George Thornton inspects damage to the Mantanzas Innlet Restaurant  in St. Augustine, after last year's Hurricane Matthew raked Florida's east coast. The National Hurricane Center has announced some new products for the 2017 hurricane season.  DOUGLAS R. CLIFFORD   |   Times

George Thornton inspects damage to the Mantanzas Innlet Restaurant in St. Augustine, after last year's Hurricane Matthew raked Florida's east coast. The National Hurricane Center has announced some new products for the 2017 hurricane season. DOUGLAS R. CLIFFORD | Times
Published March 18, 2017

As storm forecasters have grown more certain over the years about the potential path a hurricane will take, the popular "cone of uncertainty" used in models has grown smaller. But widespread misunderstanding of the cone has prompted forecasters to try to improve the tool.

This year the National Hurricane Center will use a modified tool with an even sleeker tracking cone and an advancement they hope will help people not directly in a storm's path better understand the potential danger they face.

A shaded area overlaid beyond the cone will show the farthest reaches of possible tropical storm- and hurricane-force winds.

"The public tends to still focus on the exact path of the storm (based on the cone) and they don't take into account the stuff that happens outside of it," said Stacy Stewart, senior hurricane specialist at NOAA's National Hurricane Center in Miami. "The wind field is much larger than the cone. We're using that to give people an idea of wind hazards that exist outside the cone."

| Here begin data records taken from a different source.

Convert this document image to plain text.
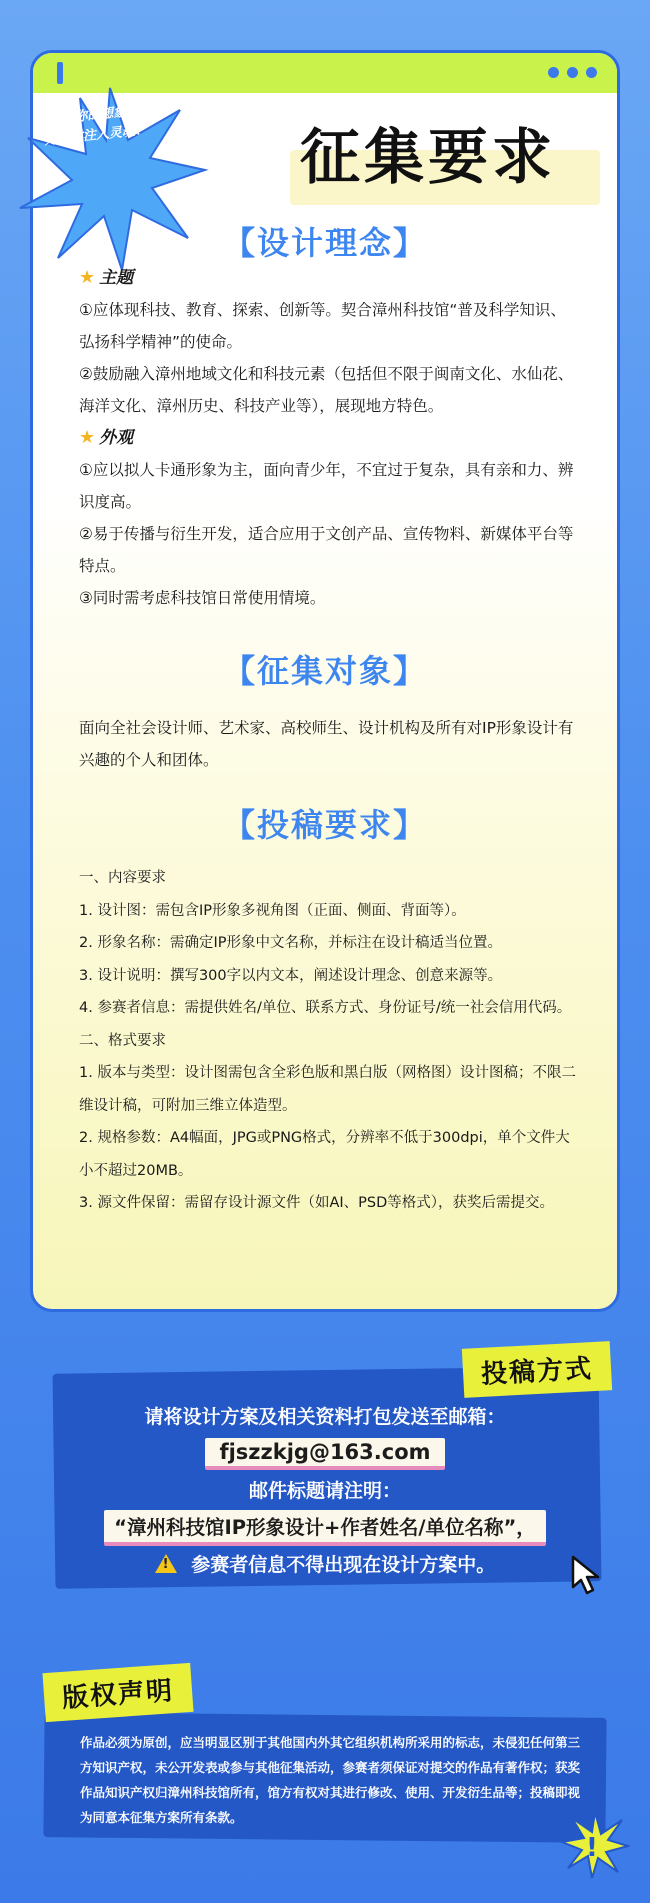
开启你的想象，
为科学注入灵魂！	征集要求
【设计理念】
★ 主题

①应体现科技、教育、探索、创新等。契合漳州科技馆“普及科学知识、弘扬科学精神”的使命。

②鼓励融入漳州地域文化和科技元素（包括但不限于闽南文化、水仙花、海洋文化、漳州历史、科技产业等），展现地方特色。

★ 外观

①应以拟人卡通形象为主，面向青少年，不宜过于复杂，具有亲和力、辨识度高。

②易于传播与衍生开发，适合应用于文创产品、宣传物料、新媒体平台等特点。

③同时需考虑科技馆日常使用情境。

【征集对象】

面向全社会设计师、艺术家、高校师生、设计机构及所有对IP形象设计有兴趣的个人和团体。

【投稿要求】

一、内容要求

1. 设计图：需包含IP形象多视角图（正面、侧面、背面等）。

2. 形象名称：需确定IP形象中文名称，并标注在设计稿适当位置。

3. 设计说明：撰写300字以内文本，阐述设计理念、创意来源等。

4. 参赛者信息：需提供姓名/单位、联系方式、身份证号/统一社会信用代码。

二、格式要求

1. 版本与类型：设计图需包含全彩色版和黑白版（网格图）设计图稿；不限二维设计稿，可附加三维立体造型。

2. 规格参数：A4幅面，JPG或PNG格式，分辨率不低于300dpi，单个文件大小不超过20MB。

3. 源文件保留：需留存设计源文件（如AI、PSD等格式），获奖后需提交。

投稿方式
请将设计方案及相关资料打包发送至邮箱：
fjszzkjg@163.com
邮件标题请注明：
“漳州科技馆IP形象设计+作者姓名/单位名称”，
! 参赛者信息不得出现在设计方案中。
版权声明
作品必须为原创，应当明显区别于其他国内外其它组织机构所采用的标志，未侵犯任何第三方知识产权，未公开发表或参与其他征集活动，参赛者须保证对提交的作品有著作权；获奖作品知识产权归漳州科技馆所有，馆方有权对其进行修改、使用、开发衍生品等；投稿即视为同意本征集方案所有条款。
!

The improved tool is an attempt to alert folks not to let down their guard if they're not precisely in the direct path of a storm.

"People think, 'I'm outside the cone, so I'm going to be okay,' " said Betty Hearn Morrow, professor emerita in sociology at Florida International University, who has helped research and test National Weather Service tools. But that's not always the case, she said, because the cone doesn't account for dangerous winds. The new map is "the right idea, definitely," she said.

Stewart said people should also remember that the cone is still a flawed predictor. One-third of the time the center of a hurricane will travel outside of the cone completely.

"Thirty-three percent of your forecast can still fall outside the cone," he said.

The National Weather Service has unveiled several other new tools aimed at precisely conveying potential hazards like storm surge and wind speed.

A storm surge watch/warning system will be used this hurricane season to highlight areas along the Gulf and Atlantic coasts that are at risk of life-threatening inundation. The new tool would alert residents to the risks of rising water and the need to evacuate.

"Along the coastline, storm surge tends to be the primary killer of people," Stewart said.

The weather service will also roll out an experimental map that predicts the time of arrival of tropical-storm-force winds. Using a wind-speed-probability model in which 1,000 plausible scenarios are calculated, the graphic will display the earliest reasonable and most likely arrival time of storm winds on land, giving people an idea of how long they have to prepare for a storm.

Another change: Hurricane forecasters are now allowed to issue advisories for what they are calling "potential tropical cyclones." Before, they had to wait until a storm was more developed before issuing warnings and a projected path. Now, they can issue advisories for any storm systems that pose a threat of tropical-storm or hurricane-force winds to land within 48 hours.

"Advances in forecasting over the past decade or so … now allow the confident prediction of tropical cyclone impacts while these systems are still in the developmental stage," the weather service wrote in its description of new products for the 2017 hurricane season, which begins June 1 and runs through the end of November. "For these land-threatening 'potential tropical cyclones', (the National Hurricane Center) will now issue the full suite of text, graphical, and watch/warning products that previously has only been issued for ongoing tropical cyclones."